On November 9, the EUR/USD (exchange rate between the euro and U.S. dollar and the world's most traded forex pair) fell some 300 pips; a 3-cent gain by the dollar.
The euro's sell-off was universally attributed to the bad news about Italian debt. And while that sounds reasonable, could you have anticipated this euro weakness before the news?
You could.
EURUSD (Intraday)
Posted On: Nov 7 2011 3:44PM ET / Nov 7 2011 8:44PM GMT
Last Price: 1.3776
[Lower] There are alternate counts available, but given the overlapping rise from 1.3609 all [wave counts] lead to euro weakness. The question is whether 1.3877 is exceeded first. Another three-wave bounce, this time from 1.3682, keeps the euro under pressure. The bearish outlook stands.

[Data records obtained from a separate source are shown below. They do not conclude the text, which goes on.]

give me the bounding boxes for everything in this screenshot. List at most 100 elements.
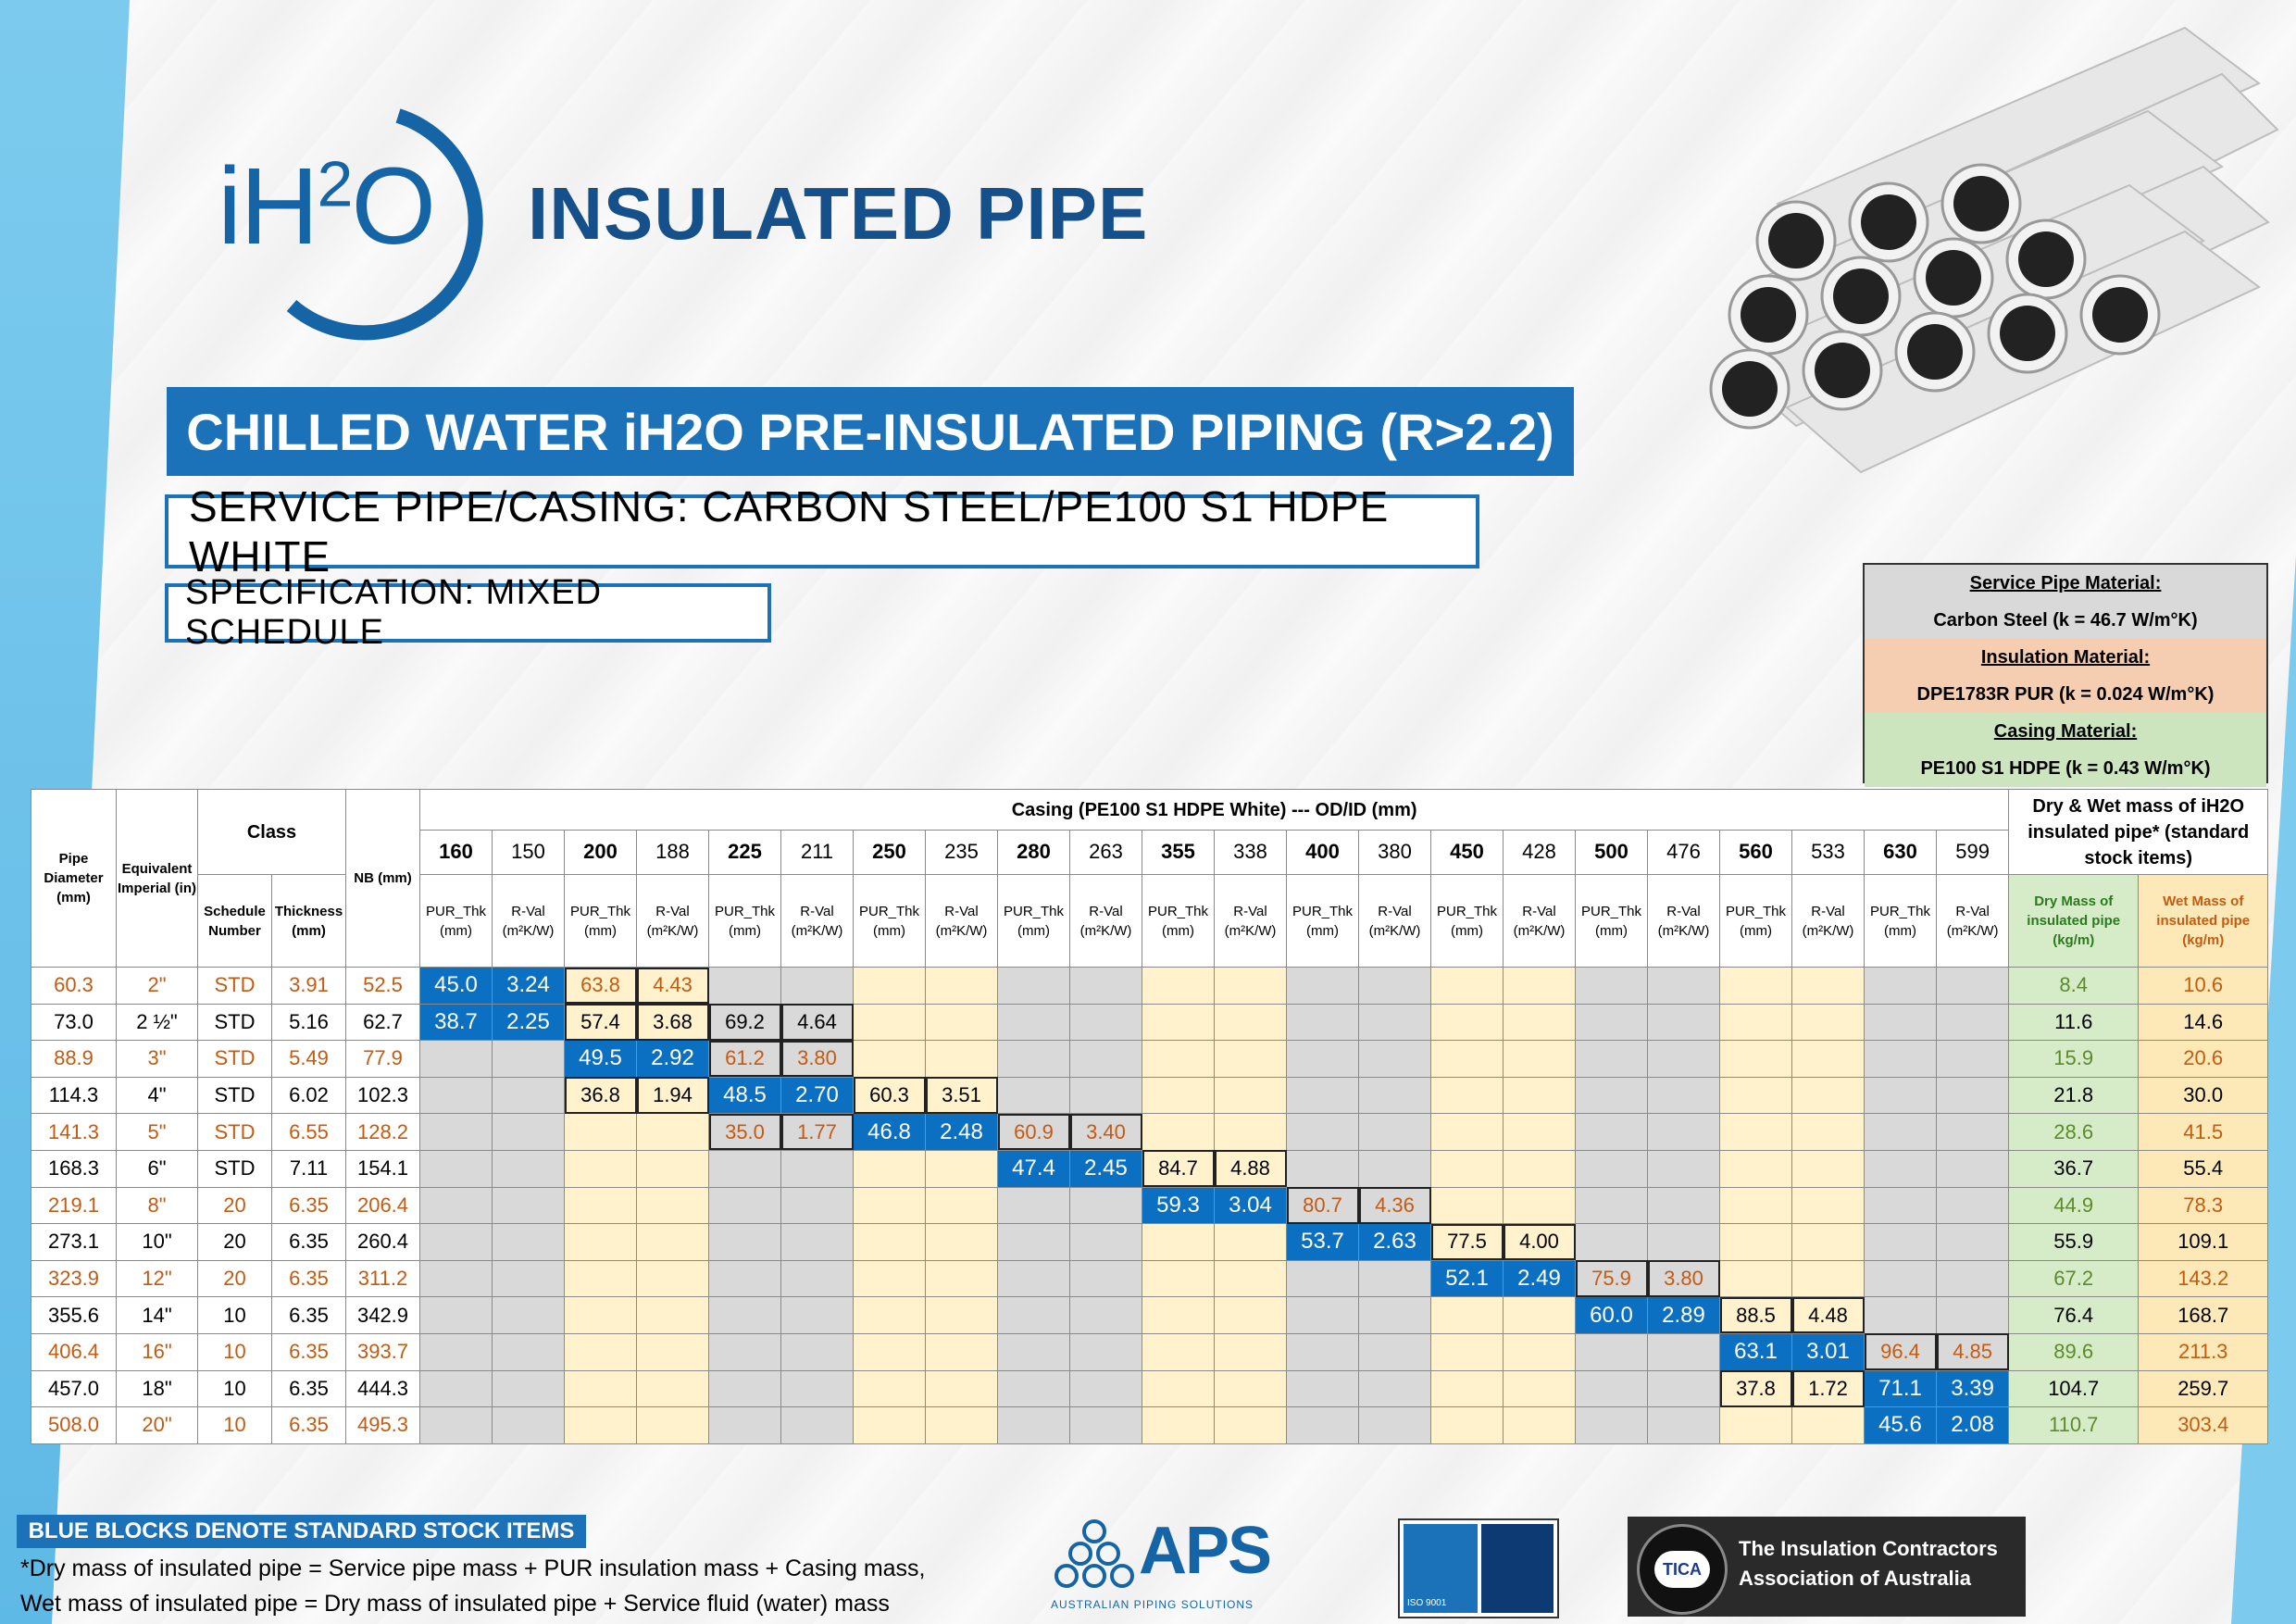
empty-cell [853,967,926,1005]
thickness-cell: 5.16 [271,1003,346,1042]
empty-cell [708,1406,781,1444]
empty-cell [997,1296,1070,1334]
nb-cell: 444.3 [345,1369,420,1408]
imperial-cell: 8" [116,1186,198,1225]
empty-cell [1069,1369,1142,1408]
empty-cell [1503,1040,1576,1078]
table-row: 219.1 8" 20 6.35 206.4 59.3 3.04 80.7 4.36 44.9 78… [31,1186,2269,1225]
empty-cell [1358,1040,1431,1078]
empty-cell [492,1369,565,1408]
empty-cell [1791,1149,1865,1188]
pur-thickness-cell: 46.8 [853,1113,926,1151]
empty-cell [1935,1186,2010,1225]
empty-cell [925,1406,998,1444]
empty-cell [1791,1259,1865,1298]
pur-thickness-cell: 57.4 [564,1003,637,1042]
empty-cell [492,1259,565,1298]
dry-mass-cell: 76.4 [2008,1296,2140,1334]
tica-logo: TICA The Insulation Contractors Associat… [1628,1517,2026,1617]
empty-cell [1286,1113,1359,1151]
pipe-diameter-cell: 457.0 [31,1369,117,1408]
empty-cell [1864,1113,1937,1151]
thickness-cell: 6.35 [271,1406,346,1444]
empty-cell [492,1149,565,1188]
standard-stock-legend: BLUE BLOCKS DENOTE STANDARD STOCK ITEMS [17,1515,586,1548]
r-value-header: R-Val (m²K/W) [1935,874,2010,968]
empty-cell [1286,1296,1359,1334]
pur-thickness-header: PUR_Thk (mm) [419,874,493,968]
empty-cell [925,1003,998,1042]
casing-od-header: 225 [708,830,781,875]
pipe-diameter-cell: 114.3 [31,1076,117,1115]
table-row: 406.4 16" 10 6.35 393.7 63.1 3.01 96.4 4.85 89.6 2… [31,1332,2269,1371]
empty-cell [1719,967,1792,1005]
empty-cell [780,1223,854,1261]
empty-cell [1430,1149,1504,1188]
schedule-cell: 20 [197,1223,272,1261]
nb-header: NB (mm) [345,789,420,968]
r-value-cell: 4.85 [1935,1332,2010,1371]
pur-thickness-header: PUR_Thk (mm) [1864,874,1937,968]
empty-cell [1069,1223,1142,1261]
casing-od-header: 280 [997,830,1070,875]
empty-cell [1503,1406,1576,1444]
dry-mass-cell: 8.4 [2008,967,2140,1005]
empty-cell [1214,1332,1287,1371]
imperial-cell: 2" [116,967,198,1005]
empty-cell [997,1186,1070,1225]
empty-cell [1647,1149,1720,1188]
wet-mass-cell: 55.4 [2138,1149,2269,1188]
dry-mass-cell: 36.7 [2008,1149,2140,1188]
table-row: 273.1 10" 20 6.35 260.4 53.7 2.63 77.5 4.00 55.9 1… [31,1223,2269,1261]
empty-cell [1575,1406,1648,1444]
empty-cell [853,1406,926,1444]
empty-cell [708,1149,781,1188]
pur-thickness-cell: 63.1 [1719,1332,1792,1371]
empty-cell [1647,1186,1720,1225]
empty-cell [1503,1369,1576,1408]
wet-mass-cell: 30.0 [2138,1076,2269,1115]
empty-cell [997,1003,1070,1042]
pipe-diameter-cell: 323.9 [31,1259,117,1298]
empty-cell [1647,1003,1720,1042]
empty-cell [1935,1003,2010,1042]
pur-thickness-cell: 59.3 [1142,1186,1215,1225]
empty-cell [780,1369,854,1408]
empty-cell [1430,1186,1504,1225]
empty-cell [1791,1223,1865,1261]
empty-cell [1719,1259,1792,1298]
empty-cell [1069,1040,1142,1078]
aps-circles-icon [1054,1519,1134,1588]
thickness-cell: 6.35 [271,1223,346,1261]
pipe-spec-table: Pipe Diameter (mm) Equivalent Imperial (… [31,789,2269,1444]
empty-cell [708,1186,781,1225]
empty-cell [1286,1003,1359,1042]
empty-cell [1864,1149,1937,1188]
empty-cell [1719,1406,1792,1444]
pur-thickness-cell: 52.1 [1430,1259,1504,1298]
imperial-cell: 5" [116,1113,198,1151]
casing-id-header: 150 [492,830,565,875]
tica-seal-icon: TICA [1637,1524,1728,1615]
empty-cell [1430,967,1504,1005]
empty-cell [564,1332,637,1371]
casing-material-heading: Casing Material: [1865,713,2266,750]
service-material-value: Carbon Steel (k = 46.7 W/m°K) [1865,602,2266,639]
empty-cell [1575,967,1648,1005]
empty-cell [1430,1040,1504,1078]
pur-thickness-cell: 35.0 [708,1113,781,1151]
empty-cell [997,1076,1070,1115]
empty-cell [1575,1149,1648,1188]
dry-mass-cell: 67.2 [2008,1259,2140,1298]
empty-cell [636,1223,709,1261]
pur-thickness-header: PUR_Thk (mm) [1142,874,1215,968]
casing-od-header: 250 [853,830,926,875]
empty-cell [1719,1223,1792,1261]
pur-thickness-cell: 69.2 [708,1003,781,1042]
empty-cell [997,1369,1070,1408]
empty-cell [1503,1113,1576,1151]
empty-cell [1935,1223,2010,1261]
r-value-cell: 3.40 [1069,1113,1142,1151]
certification-badges: ISO 9001 [1398,1518,1559,1618]
pur-thickness-cell: 60.9 [997,1113,1070,1151]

What made this forecast possible? You may or may not realize that Elliott wave patterns in market charts reflect collective mindset of the market players. Their mindset is either bullish or bearish. The bearish-looking wave patterns on November 7 showed that the euro was likely headed lower.
The forex market took the November 9 news from Italy as an excuse to start selling. But it could've just as easily been any other news report, or no news at all -- as the market's mindset was clearly bearish as early as Monday.